Wednesday, August 31, 2011

Expression vs. Experience

by Deren Hansen

Why do we write?

Because we have something to say, ideas to share, and emotions to express. Because we need to be heard.

Why do we read?

Is it because we want to hear what someone else has to say?

Or listen to the ideas they want to share?

Or feel the emotions they want to express?

Well, not exactly. That is, most of us wouldn't put those things at the top of the list of reasons why we read.

As writers, one of the best ways to find stories is to, "mind the gap." In the real world, friction arises where things meet. In the world of stories, conflict arises where differing expectations meet.

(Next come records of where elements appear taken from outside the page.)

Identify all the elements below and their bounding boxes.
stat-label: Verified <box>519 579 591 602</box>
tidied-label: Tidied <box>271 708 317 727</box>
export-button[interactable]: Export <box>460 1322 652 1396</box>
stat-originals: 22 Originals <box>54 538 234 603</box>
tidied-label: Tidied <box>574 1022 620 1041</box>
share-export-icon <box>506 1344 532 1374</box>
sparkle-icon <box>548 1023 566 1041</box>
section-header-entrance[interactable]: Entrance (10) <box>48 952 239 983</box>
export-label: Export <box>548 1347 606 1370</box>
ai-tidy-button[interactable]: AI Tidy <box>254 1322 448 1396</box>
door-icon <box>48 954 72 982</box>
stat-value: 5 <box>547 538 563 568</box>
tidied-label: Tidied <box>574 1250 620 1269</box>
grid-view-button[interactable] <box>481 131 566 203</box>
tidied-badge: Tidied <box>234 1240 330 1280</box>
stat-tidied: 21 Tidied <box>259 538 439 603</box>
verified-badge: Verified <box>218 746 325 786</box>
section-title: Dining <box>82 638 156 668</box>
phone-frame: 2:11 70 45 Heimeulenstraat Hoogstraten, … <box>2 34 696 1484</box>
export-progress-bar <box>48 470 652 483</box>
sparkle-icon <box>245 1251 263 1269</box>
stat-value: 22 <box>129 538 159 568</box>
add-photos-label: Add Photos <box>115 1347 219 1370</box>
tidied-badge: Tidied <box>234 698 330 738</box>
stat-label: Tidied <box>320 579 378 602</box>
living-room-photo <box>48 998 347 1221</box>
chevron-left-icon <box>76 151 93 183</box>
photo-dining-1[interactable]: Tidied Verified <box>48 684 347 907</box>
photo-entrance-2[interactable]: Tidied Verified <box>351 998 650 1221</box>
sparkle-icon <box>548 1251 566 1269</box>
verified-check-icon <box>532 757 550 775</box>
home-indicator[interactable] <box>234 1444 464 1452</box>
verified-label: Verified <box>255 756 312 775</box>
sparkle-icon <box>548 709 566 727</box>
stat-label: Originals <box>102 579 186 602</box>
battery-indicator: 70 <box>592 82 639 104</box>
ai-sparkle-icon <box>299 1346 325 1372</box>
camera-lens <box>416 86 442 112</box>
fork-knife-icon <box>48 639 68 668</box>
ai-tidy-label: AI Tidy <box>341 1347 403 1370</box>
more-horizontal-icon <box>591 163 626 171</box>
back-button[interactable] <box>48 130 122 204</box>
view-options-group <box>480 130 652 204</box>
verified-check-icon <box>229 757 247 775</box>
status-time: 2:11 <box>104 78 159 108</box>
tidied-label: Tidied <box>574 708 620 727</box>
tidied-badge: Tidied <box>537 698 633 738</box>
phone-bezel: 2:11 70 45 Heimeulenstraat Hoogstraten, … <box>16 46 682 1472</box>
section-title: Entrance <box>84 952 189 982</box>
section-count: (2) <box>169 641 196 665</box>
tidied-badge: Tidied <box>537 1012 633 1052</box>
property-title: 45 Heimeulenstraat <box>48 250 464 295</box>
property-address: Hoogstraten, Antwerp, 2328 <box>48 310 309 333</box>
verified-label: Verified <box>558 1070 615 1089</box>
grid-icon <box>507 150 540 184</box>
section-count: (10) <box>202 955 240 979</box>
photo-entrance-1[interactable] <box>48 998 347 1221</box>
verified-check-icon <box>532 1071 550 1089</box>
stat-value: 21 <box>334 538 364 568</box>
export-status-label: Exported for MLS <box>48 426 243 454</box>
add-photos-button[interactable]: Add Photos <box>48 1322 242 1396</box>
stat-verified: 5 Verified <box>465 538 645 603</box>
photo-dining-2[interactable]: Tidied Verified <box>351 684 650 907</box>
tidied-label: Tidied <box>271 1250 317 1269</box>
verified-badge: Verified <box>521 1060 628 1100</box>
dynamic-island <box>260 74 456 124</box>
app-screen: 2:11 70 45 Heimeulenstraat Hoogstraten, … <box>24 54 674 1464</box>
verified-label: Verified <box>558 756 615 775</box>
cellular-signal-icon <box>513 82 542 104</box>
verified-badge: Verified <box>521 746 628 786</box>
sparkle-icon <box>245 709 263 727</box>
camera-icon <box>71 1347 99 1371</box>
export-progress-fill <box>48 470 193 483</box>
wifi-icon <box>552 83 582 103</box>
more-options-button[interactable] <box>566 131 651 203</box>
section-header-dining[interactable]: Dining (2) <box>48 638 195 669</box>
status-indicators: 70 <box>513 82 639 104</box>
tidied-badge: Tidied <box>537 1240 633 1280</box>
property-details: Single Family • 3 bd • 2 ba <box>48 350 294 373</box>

Did you notice the gap, or potential for conflict, here between writers and readers?

And how, in our stories, do we resolve the problem created by a gap?

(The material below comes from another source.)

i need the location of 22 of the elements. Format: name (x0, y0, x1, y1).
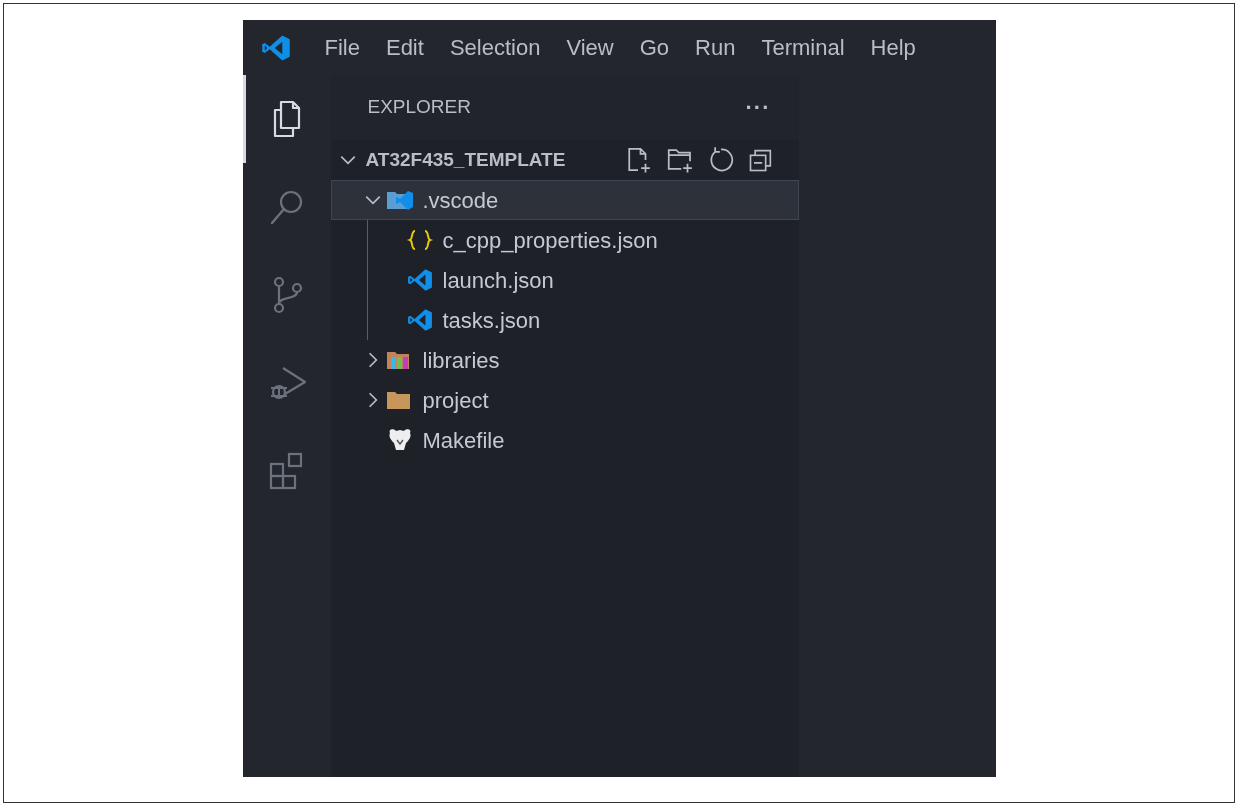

Someone must bridge the gap. One or both of the parties must adjust their expectations until they're in-line with the realities of the situation.

I suppose there are writers of such celebrity that people do, truly, want to hear what they have to say simply because they say it. That's not me, and I'm willing to bet it's not you. So given that there's a gap between one writer and many readers, who needs to change?

Fundamentally that advice to stop worrying about expressing yourself as a writer and focus on delivering compelling experiences to your readers is as fundamental as Dale Carnegie's advice to talk in terms of the other person's interest. Your readers only care about what's in it for them.

Editor Victoria Mixon expressed the difference between expression and experience in a post on the Write to Done blog: 
Writing fiction isn’t expressing yourself, it’s creating an experience for your reader. 
And yet we all write because we love it. Right? I’m not sitting here at my desk thinking about you. I’m actually sitting here thinking about me, about the fact that I know something important and I want you to get a kick out of learning it from me. Which leads me inevitably to admit that the reader is the only one in this relationship who counts. I might very well have something you need, but if you don’t want it I’ve done all this work for nothing. Not only that, but you’re not here just for what I know, you’re here for the experience of learning it, and even more than that you’re here for the indescribable magic that happens when you find yourself sandwiched between what you’re learning and how you feel about learning it. That’s the magic that changes a reader’s life. And the writer’s job is working that magic.

Deren blogs daily at The Laws of Making.


Scott said...

Sometimes, I think, we read and write for the same reason: for the entertainment of a good story, whether it comes from a page or our own head. There are plenty of other reasons, as you mentioned, but sometimes it just comes down to that. Writing is an awful lot of work to get to a story, but if it doesn't entertain me, it won't entertain you.

Julie Daines said...

As a reader, I also believe it all comes down to a good story. How many times have we read a book where the execution is lacking or the writing is lousy, but because the story is so compelling, we read on and love it anyway? It happens all the time. A good story that is also well-written, now that is a gem indeed!

Paul West said...

I agree the story needs to be compelling or it won't be read, but how many of us can set ourselves aside and just write a compelling story. There's got to be a little of us, our thoughts, our desires, our opinions, etc., in every story we write.

I started writing with a goal in mind - to express my opinions and morals. I soon found, however, that as Daren has expressed, if I expect to be read, the story must come first and be compelling. But I still can't see how I cannot express my opinions and morals as I write. It's what I am and what makes my writing mine and not someone else's.

Scott said...

Agreed. There are only so many stories, but they become more interesting because of the writer's personality and the issues that he or she adds to the story.

I started writing a lot back in Jr. High because I had trouble finding books I liked during the transition from kid books to more grown up stories, so I made up my own stories. I think I still write because I like to entertain myself with the stories. But my writing group can tell you that certain themes show up in just about everything I write. We talked about this recently.

Expressing those ideas has never been my (conscious, at least) reason for writing, but they are, I hope, an asset to my stories.

Deren Hansen said...

Writing is clearly about expression. Voice, that elusive magic, is intimately tied to who you are.

Given those inescapable facts, the dichotomous question I asked in the title is really about your primary purpose in writing: what is it you think you'll accomplish with your literary undertaking?

The eye-opener for me was that if it's all about you, you'll have a hard time finding and keeping an audience. If it's about your readers and something they might enjoy, then it's a very different (and far more enjoyable) ball game.

Scott said...

My hope is that if I write something that entertains me, it will entertain others as well. If I have any higher goal, I guess it's to help turn boys on to reading in that mg/tween/ya age group when boys don't like reading, by giving them something they enjoy. But I really don't think about that while I'm writing. I just want to have fun with a new story.